宋时轩抹了一把眼泪,带着颤抖的声音问道,“害民国的人现在在哪。”
“那个人已经被我党审判诛杀,为民国和之前被诬陷死难的干部群众报了仇。”贺司令叹息的说道。
”就这么死了太便宜他了,要是我一定将他五马分尸,千刀万剐。“宋时轩愤恨的骂道。
贺司令有一点没有说出来,虽然姜琦是共产党的叛徒,国民党的特务,潜伏在红三军中借用职位之便诬陷和杀害共产党的干部群众,破坏党的工作。但是何尝不是因为党的指挥和路线方针在中央高层上出了问题,才给这些人有了作恶的机会。如果党的内部允许存在不同的声音,允许那些如朱毛等人的正确意见执行下去,党内部的各项合理纠偏规章制度和纪律部门的职责能合理正常履行。这些问题他经常思考,也私底下和关向应探讨,如果没有王明和博古等人左倾错误指导路线,没有夏曦的指示,姜琦没有那么大的权利去诬陷和杀害那么多优秀的干部群众,红军和共产党的事业不至于蒙受如此大的损失,以至于到了山穷水尽的地步。
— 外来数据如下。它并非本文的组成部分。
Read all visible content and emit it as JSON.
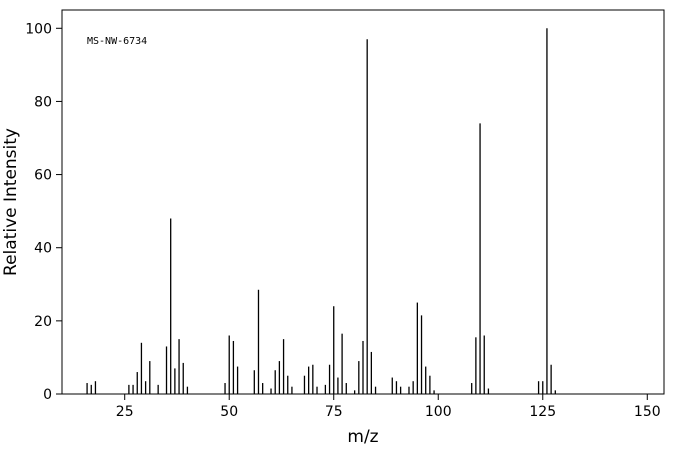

党内现在也开始反思,只是这些表面的反思工作丝毫没有触及问题的核心,红军目前急需尽快突围,然后对党的左倾路线进行彻底的更正。但只要王明、博古、夏曦等人还掌握着党和红军的最高指挥权,想靠他们反思和推翻自己的决策,几无可能。对此他整日忧心和痛苦,但是这些话没办法跟宋时轩讲。